In a recent Ontario case, divorced parents each sought sole guardianship of their mentally incapable adult daughter.
The parents, who divorced in the 1980s, were unable to work together as joint guardians of their 42 years old mentally incapable daughter (“Isabella”). While both parents, who are now in their 70s, agreed that it would be ideal for Isabella to reside in a group home for mentally challenged adults, they could not find a placement for her.
Unable to work together, each parent brought an application seeking to be appointed the guardian of person and property for Isabella. Her father sought to be appointed her sole guardian of property and personal care. Isabella’s mother sought to be appointed her sole guardian of personal care and property under the supervision of the Public Guardian and Trustee. The Public Guardian and Trustee sought the termination of their interim appointment and were unwilling to be appointed Isabella’s guardian on a permanent basis.
The court first looked at the relevant provisions in the Substitute Decisions Act and found that Isabella was unable to manage property and unable to make personal care decisions.
Noting that Isabella’s parents had not been able to cooperate with each other for decades and any joint guardianship plan would fail, the court considered which parent would be the better guardian of property and personal care. Isabella spent almost equal time with both parents and the court examined her daily activities with each parent. The court looked at her diet, exercise regime, parents’ encouragement of her independence, and parents’ accessing community services for Isabella’s benefit.

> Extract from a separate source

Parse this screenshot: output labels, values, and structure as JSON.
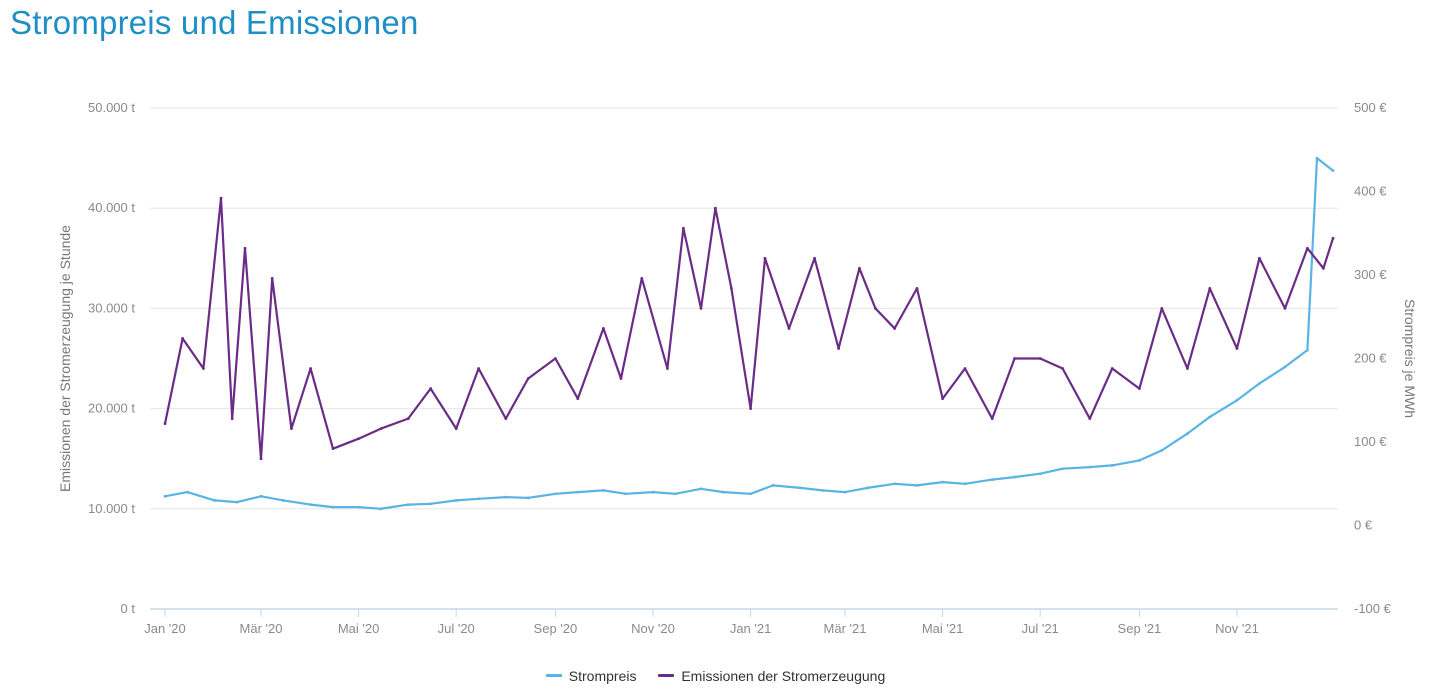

Isabella’s father believed that her life skills had declined significantly due to lack of stimulation and community support for Isabella when she lived with her mother. Evidence from Isabella’s doctors and social workers confirm a decline in Isabella’s development.
While both parents provided a loving home to Isabella, the court found that Isabella’s father was more oriented towards providing stimulus and training to Isabella. For example, Isabella attended school when she lived with her father but had irregular attendance when she resided with her mother. Isabella’s father became her sole guardian of property and personal care.

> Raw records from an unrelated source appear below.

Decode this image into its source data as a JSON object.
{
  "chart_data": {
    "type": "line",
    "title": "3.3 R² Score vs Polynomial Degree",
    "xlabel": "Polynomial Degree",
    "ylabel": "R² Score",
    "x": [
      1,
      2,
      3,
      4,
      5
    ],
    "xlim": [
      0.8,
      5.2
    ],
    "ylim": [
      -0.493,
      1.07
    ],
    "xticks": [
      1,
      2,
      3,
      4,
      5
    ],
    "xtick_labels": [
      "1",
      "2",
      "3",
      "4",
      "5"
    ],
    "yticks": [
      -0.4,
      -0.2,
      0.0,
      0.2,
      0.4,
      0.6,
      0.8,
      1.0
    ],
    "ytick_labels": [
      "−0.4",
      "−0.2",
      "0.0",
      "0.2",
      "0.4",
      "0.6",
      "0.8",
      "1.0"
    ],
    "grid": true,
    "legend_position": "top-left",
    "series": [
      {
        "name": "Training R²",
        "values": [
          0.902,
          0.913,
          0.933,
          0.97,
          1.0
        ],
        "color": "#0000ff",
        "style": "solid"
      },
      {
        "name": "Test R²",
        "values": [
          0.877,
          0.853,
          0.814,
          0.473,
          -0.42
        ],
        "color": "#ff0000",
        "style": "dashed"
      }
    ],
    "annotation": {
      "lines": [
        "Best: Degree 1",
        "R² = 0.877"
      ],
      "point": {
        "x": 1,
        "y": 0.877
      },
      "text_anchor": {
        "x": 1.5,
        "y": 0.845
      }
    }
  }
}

It is not an ideal situation for parents in their 70s to be the primary caregivers to mentally incapable adults who require a high level of care and stimulation. In this family’s case, Isabella had been on a waiting list since 2008 for a placement in a group home. The court noted that due to inadequate funding, the time wait for community support is 5 to 15 years and there are currently 19,000 people in Ontario waiting for group home accommodation.